Третье следствие закона МэрфиРаннее майское утро звенело жаворонками. Разбуженное их пением огромное красное солнце лениво выкатилось из-за горизонта. Его лучи жидким тягучим золотом растеклись по скатам Егорьевского монастыря и засияли в крестах.
Толстый сонный привратник приоткрыл было один глаз, но не обнаружив ничего из ряда вон выходящего, констатировал это трубным храпом. Внезапно он подскочил, словно подброшенный катапультой, от громкого стука в ворота.
— Кого лукавый носит? — недовольно буркнул страж, широко перекрестившись (как-никак рогатого помянул!), и с некоторой опаской глянул в зарешеченное оконце. В поле зрения привратника выдвинулось худое до изможденности лицо с длинным носом и тусклыми светлыми глазами.
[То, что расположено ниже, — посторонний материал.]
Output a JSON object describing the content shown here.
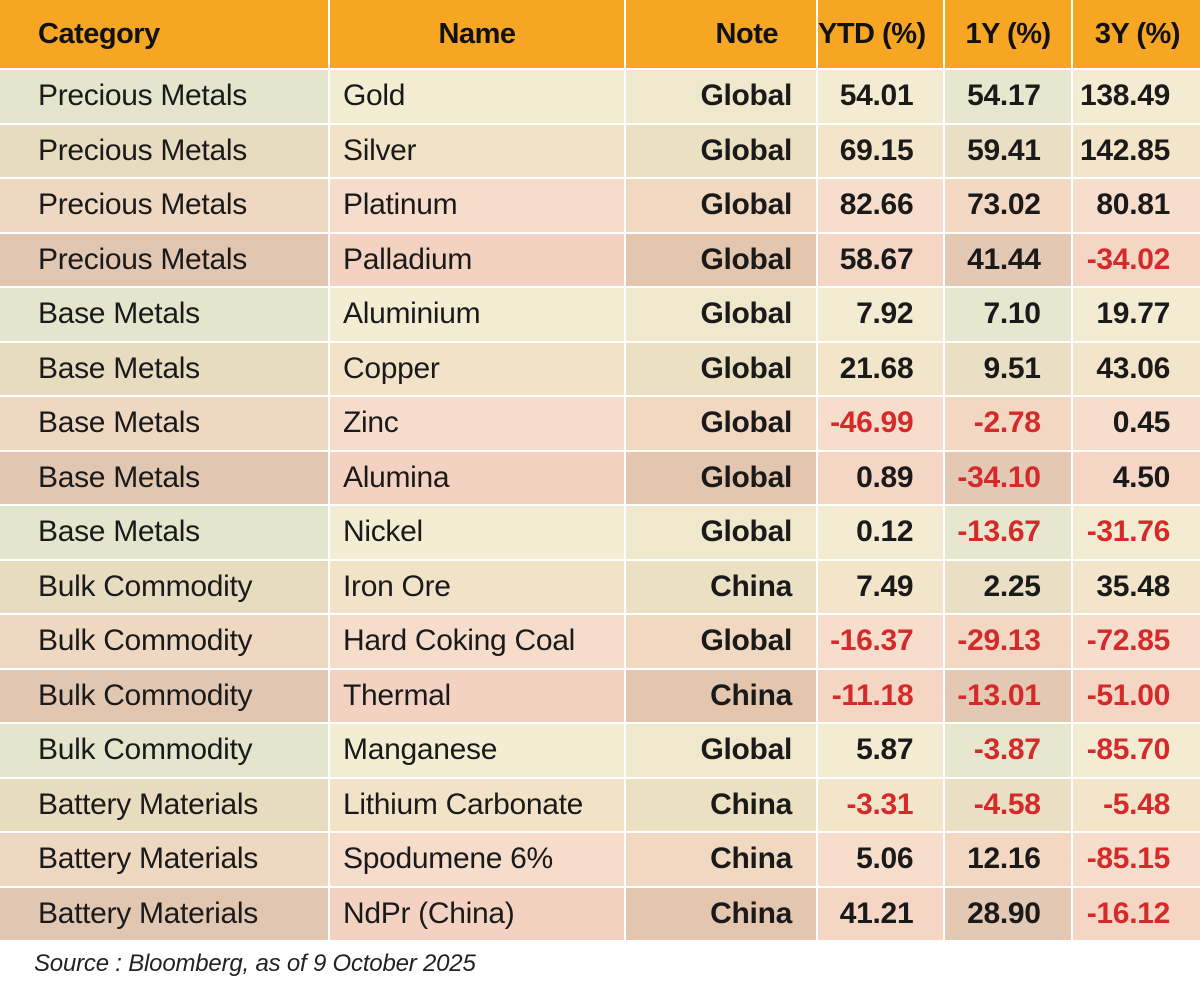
{
  "chart_data": {
    "type": "table",
    "columns": [
      "Category",
      "Name",
      "Note",
      "YTD (%)",
      "1Y (%)",
      "3Y (%)"
    ],
    "rows": [
      {
        "category": "Precious Metals",
        "name": "Gold",
        "note": "Global",
        "ytd": "54.01",
        "y1": "54.17",
        "y3": "138.49"
      },
      {
        "category": "Precious Metals",
        "name": "Silver",
        "note": "Global",
        "ytd": "69.15",
        "y1": "59.41",
        "y3": "142.85"
      },
      {
        "category": "Precious Metals",
        "name": "Platinum",
        "note": "Global",
        "ytd": "82.66",
        "y1": "73.02",
        "y3": "80.81"
      },
      {
        "category": "Precious Metals",
        "name": "Palladium",
        "note": "Global",
        "ytd": "58.67",
        "y1": "41.44",
        "y3": "-34.02"
      },
      {
        "category": "Base Metals",
        "name": "Aluminium",
        "note": "Global",
        "ytd": "7.92",
        "y1": "7.10",
        "y3": "19.77"
      },
      {
        "category": "Base Metals",
        "name": "Copper",
        "note": "Global",
        "ytd": "21.68",
        "y1": "9.51",
        "y3": "43.06"
      },
      {
        "category": "Base Metals",
        "name": "Zinc",
        "note": "Global",
        "ytd": "-46.99",
        "y1": "-2.78",
        "y3": "0.45"
      },
      {
        "category": "Base Metals",
        "name": "Alumina",
        "note": "Global",
        "ytd": "0.89",
        "y1": "-34.10",
        "y3": "4.50"
      },
      {
        "category": "Base Metals",
        "name": "Nickel",
        "note": "Global",
        "ytd": "0.12",
        "y1": "-13.67",
        "y3": "-31.76"
      },
      {
        "category": "Bulk Commodity",
        "name": "Iron Ore",
        "note": "China",
        "ytd": "7.49",
        "y1": "2.25",
        "y3": "35.48"
      },
      {
        "category": "Bulk Commodity",
        "name": "Hard Coking Coal",
        "note": "Global",
        "ytd": "-16.37",
        "y1": "-29.13",
        "y3": "-72.85"
      },
      {
        "category": "Bulk Commodity",
        "name": "Thermal",
        "note": "China",
        "ytd": "-11.18",
        "y1": "-13.01",
        "y3": "-51.00"
      },
      {
        "category": "Bulk Commodity",
        "name": "Manganese",
        "note": "Global",
        "ytd": "5.87",
        "y1": "-3.87",
        "y3": "-85.70"
      },
      {
        "category": "Battery Materials",
        "name": "Lithium Carbonate",
        "note": "China",
        "ytd": "-3.31",
        "y1": "-4.58",
        "y3": "-5.48"
      },
      {
        "category": "Battery Materials",
        "name": "Spodumene 6%",
        "note": "China",
        "ytd": "5.06",
        "y1": "12.16",
        "y3": "-85.15"
      },
      {
        "category": "Battery Materials",
        "name": "NdPr (China)",
        "note": "China",
        "ytd": "41.21",
        "y1": "28.90",
        "y3": "-16.12"
      }
    ],
    "source": "Source : Bloomberg, as of 9 October 2025"
  },
  "colors": {
    "header_bg": "#f7a623",
    "negative": "#d42a2a",
    "text": "#1a1a1a"
  }
}
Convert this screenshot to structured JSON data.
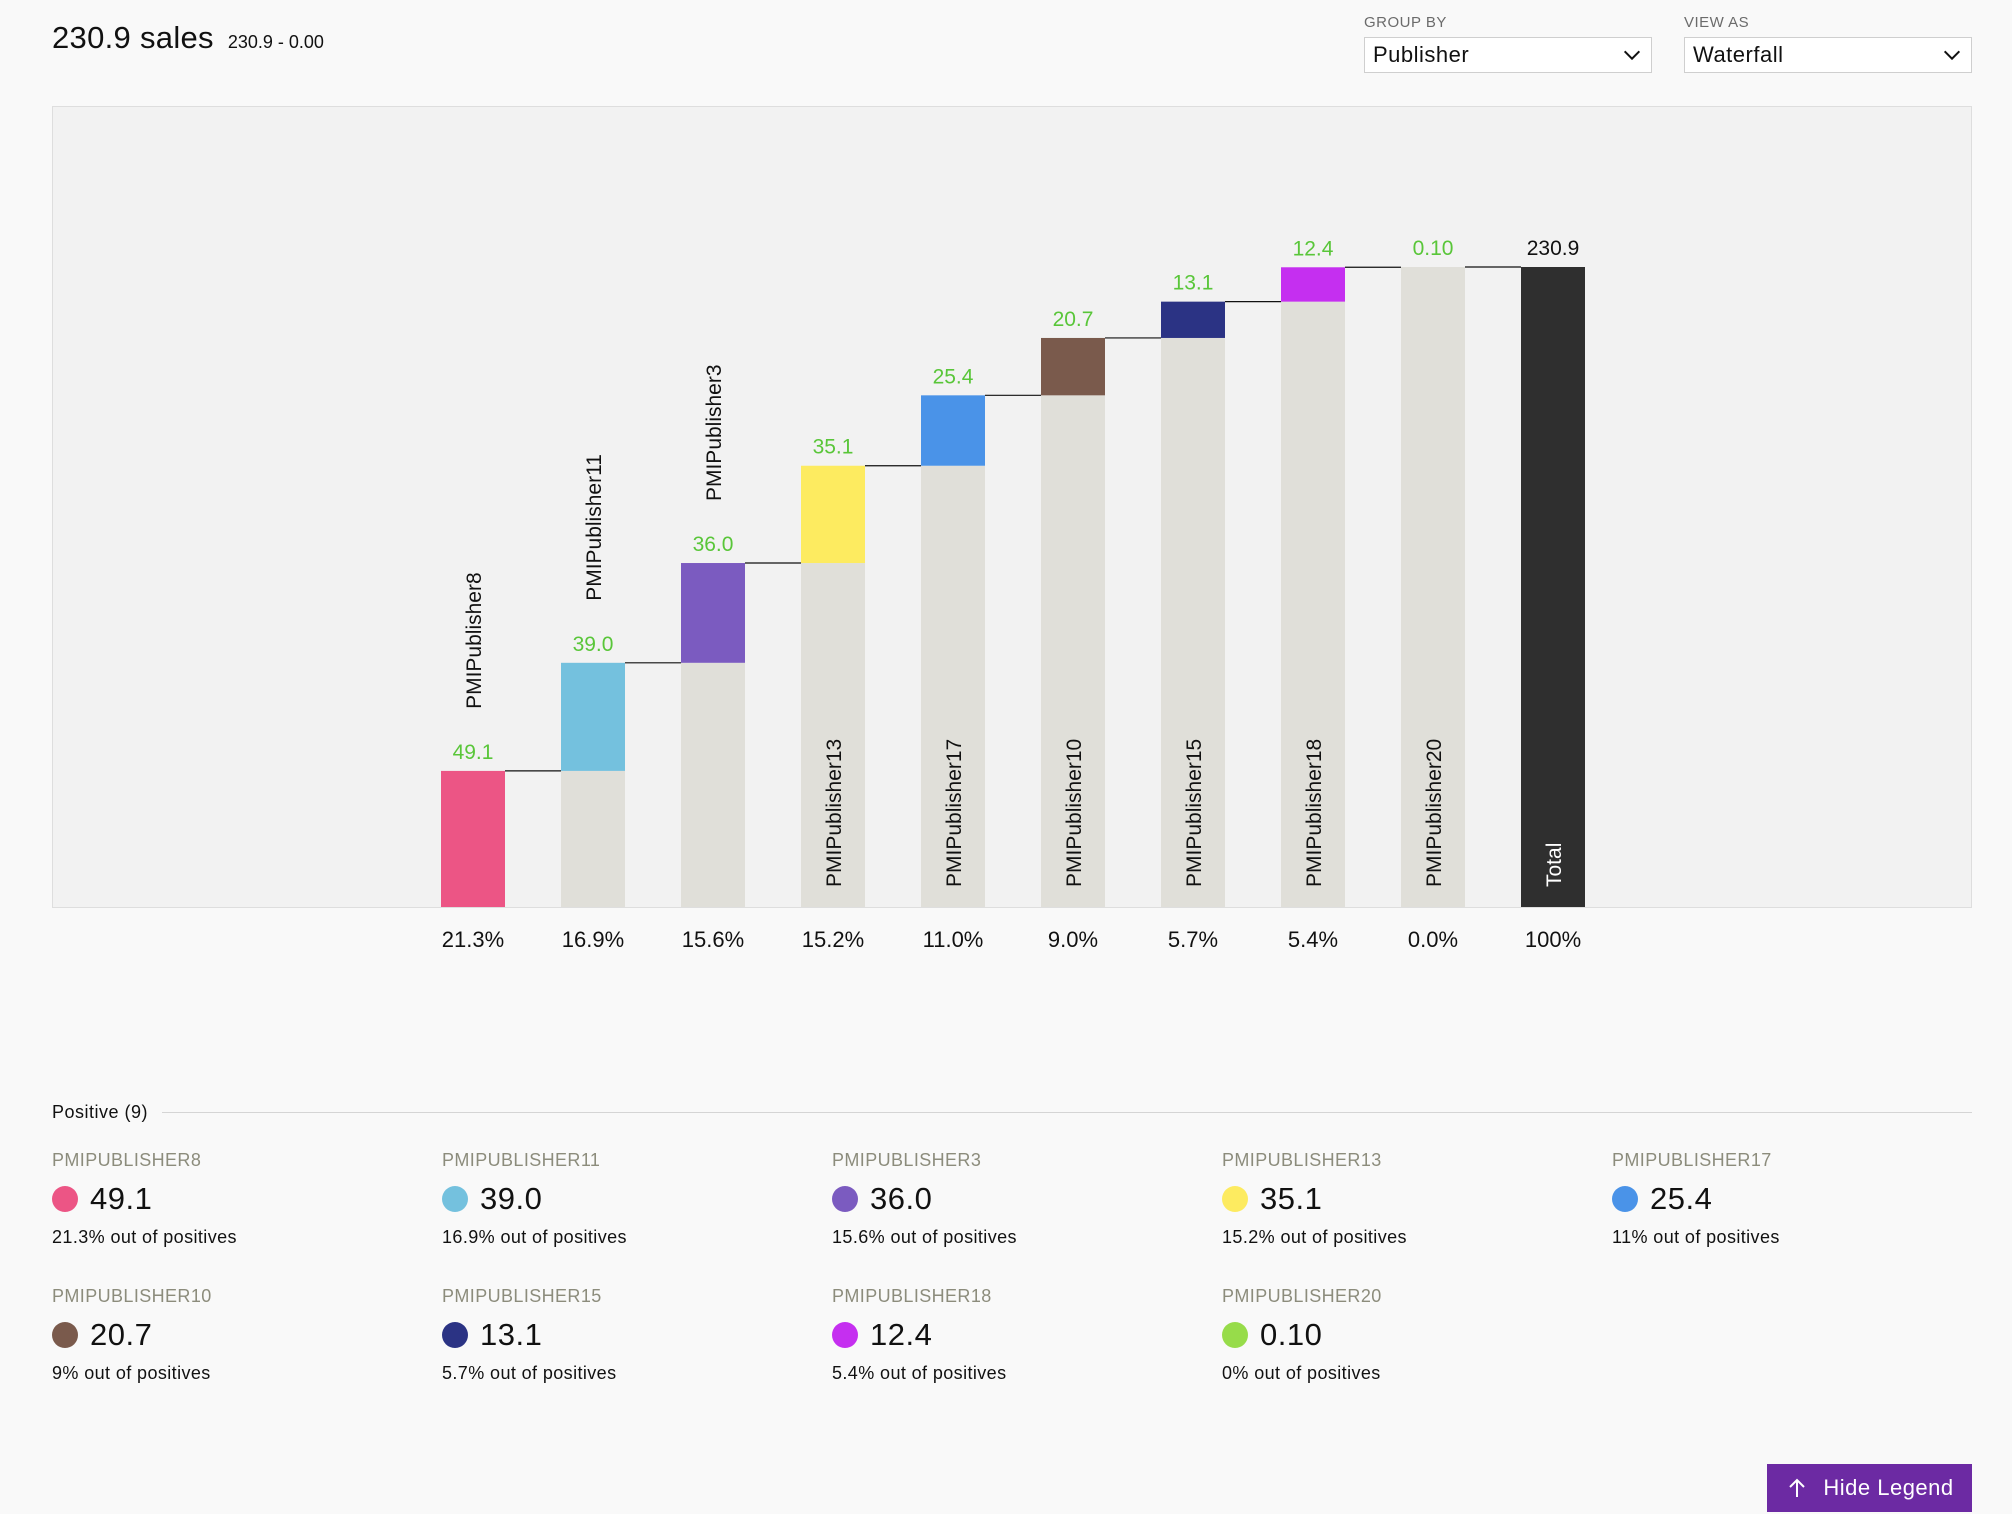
{
  "header": {
    "title": "230.9 sales",
    "subtitle": "230.9 - 0.00"
  },
  "controls": {
    "group_by": {
      "label": "GROUP BY",
      "value": "Publisher"
    },
    "view_as": {
      "label": "VIEW AS",
      "value": "Waterfall"
    }
  },
  "chart_data": {
    "type": "bar",
    "subtype": "waterfall",
    "categories": [
      "PMIPublisher8",
      "PMIPublisher11",
      "PMIPublisher3",
      "PMIPublisher13",
      "PMIPublisher17",
      "PMIPublisher10",
      "PMIPublisher15",
      "PMIPublisher18",
      "PMIPublisher20",
      "Total"
    ],
    "values": [
      49.1,
      39.0,
      36.0,
      35.1,
      25.4,
      20.7,
      13.1,
      12.4,
      0.1,
      230.9
    ],
    "value_labels": [
      "49.1",
      "39.0",
      "36.0",
      "35.1",
      "25.4",
      "20.7",
      "13.1",
      "12.4",
      "0.10",
      "230.9"
    ],
    "percent_labels": [
      "21.3%",
      "16.9%",
      "15.6%",
      "15.2%",
      "11.0%",
      "9.0%",
      "5.7%",
      "5.4%",
      "0.0%",
      "100%"
    ],
    "colors": [
      "#ec5585",
      "#74c1de",
      "#7b5bc0",
      "#fdeb60",
      "#4a93e8",
      "#7a5a4c",
      "#2b3384",
      "#c52ff0",
      "#e0dfd9",
      "#2f2f2f"
    ],
    "base_color": "#e0dfd9",
    "value_label_color": "#59c639",
    "total_label_color": "#111111",
    "ylim": [
      0,
      290
    ],
    "grid": false
  },
  "legend": {
    "header": "Positive (9)",
    "items": [
      {
        "name": "PMIPUBLISHER8",
        "value": "49.1",
        "pct": "21.3% out of positives",
        "color": "#ec5585"
      },
      {
        "name": "PMIPUBLISHER11",
        "value": "39.0",
        "pct": "16.9% out of positives",
        "color": "#74c1de"
      },
      {
        "name": "PMIPUBLISHER3",
        "value": "36.0",
        "pct": "15.6% out of positives",
        "color": "#7b5bc0"
      },
      {
        "name": "PMIPUBLISHER13",
        "value": "35.1",
        "pct": "15.2% out of positives",
        "color": "#fdeb60"
      },
      {
        "name": "PMIPUBLISHER17",
        "value": "25.4",
        "pct": "11% out of positives",
        "color": "#4a93e8"
      },
      {
        "name": "PMIPUBLISHER10",
        "value": "20.7",
        "pct": "9% out of positives",
        "color": "#7a5a4c"
      },
      {
        "name": "PMIPUBLISHER15",
        "value": "13.1",
        "pct": "5.7% out of positives",
        "color": "#2b3384"
      },
      {
        "name": "PMIPUBLISHER18",
        "value": "12.4",
        "pct": "5.4% out of positives",
        "color": "#c52ff0"
      },
      {
        "name": "PMIPUBLISHER20",
        "value": "0.10",
        "pct": "0% out of positives",
        "color": "#97dc4a"
      }
    ],
    "toggle_label": "Hide Legend"
  }
}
— Чего надо? — невежливо рявкнул монах.
Лицо исчезло. Вместо него в окошке появилось нечто, аккуратно завернутое в белую тряпицу. Худые цепкие пальцы сорвали ее, и сонные равнодушные глаза монаха блеснули:
— Где взял, паря?
— Где взял, там боле нет. А коль не по душе, так могу и унесть. Вона в Донской обители книжница и почище-то будет.
— Ты это брось! — обиделся привратник. — Что ты разумеешь, дурья башка? В нашей «вивлиофике»[114] самого государя Ивана Грозного инкунабулы имеются, а ты мне своей Донской обителью в нос тычешь. Что за сию книжицу хочешь?
— Шапку серебра! — подумав немного, ответствовал гость.
— Нечистый тя бери! — сплюнул монах. — Шапку серебра! Ишь чо захотел! А хоромы царски впридачу не возжелаши? Рублик вот дам, да ишо… — он окинул брезгливым взглядом убогую одежду странника, — шапчонку волчью. А не хошь, дак ступай с Богом.